Former prime minister Gordon Brown has returned to the political front line to make a “positive, principled, forward-looking case” for Scotland to stay in the UK.
Mr Brown, who left Downing Street three years ago, called for a “Union for social justice” and argued that remaining in the UK will benefit people in Scotland.
Pooling and sharing UK resources allows people to benefit from pensions, the NHS and the national minimum wage, the MP for Kirkcaldy and Cowdenbeath said.
He made the comments at the launch of United With Labour, the party’s own campaign to keep Scotland in the UK. Voters in Scotland will decide the country’s future in an independence referendum on September 18 next year.
Speaking in Glasgow, Mr Brown said: “I want to to put the case for the pooling and sharing of resources right across the United Kingdom, and the benefit we all get in Scotland, England, Wales and Northern Ireland from UK pensions, from UK National Insurance, from UK funding of healthcare, from the UK minimum wage.
“There are equal social, political and economic rights for people no matter which community you live in, no matter whether you are in a poor area or a rich area of the country.
“I could put the case for the Union by talking about how our defence needs are common, our security needs are mutual, our environmental concerns are shared, that we are part of one single island. But I want to make the case, the most modern case for the Union, for the pooling and sharing of resources so that we are in a position to tackle poverty, unemployment together.
“We are in a position to fund a National Health Service based on the principle that it is free at the point of need. Therefore, I want to make the case for a Union for social justice, dominated by our principle of fairness.”

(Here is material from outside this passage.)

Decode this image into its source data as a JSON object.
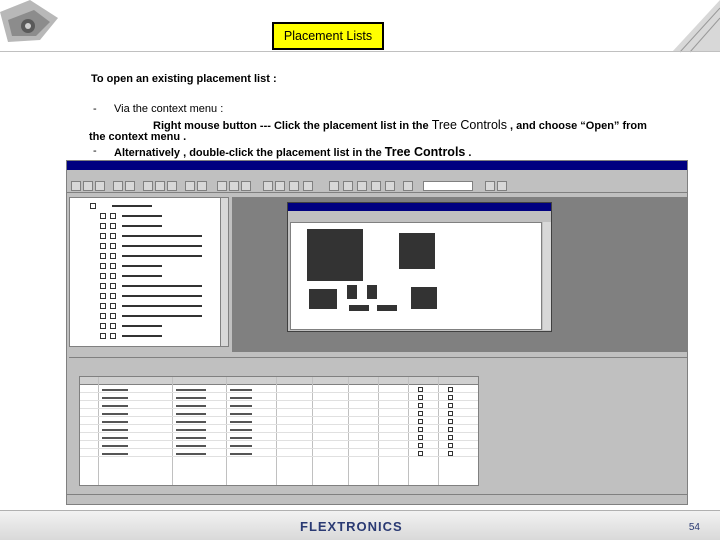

Having a Scottish Parliament as part of the UK gives people in Scotland “the best insurance policy I think we could have in the world”.
Mr Brown began his speech by saying that in the “last few years I have had time on my hands, time to reflect, courtesy of the British people”.
Having done so, he now wants to “put the positive, principled, forward-looking case for a strong Scottish Parliament inside a strong United Kingdom”.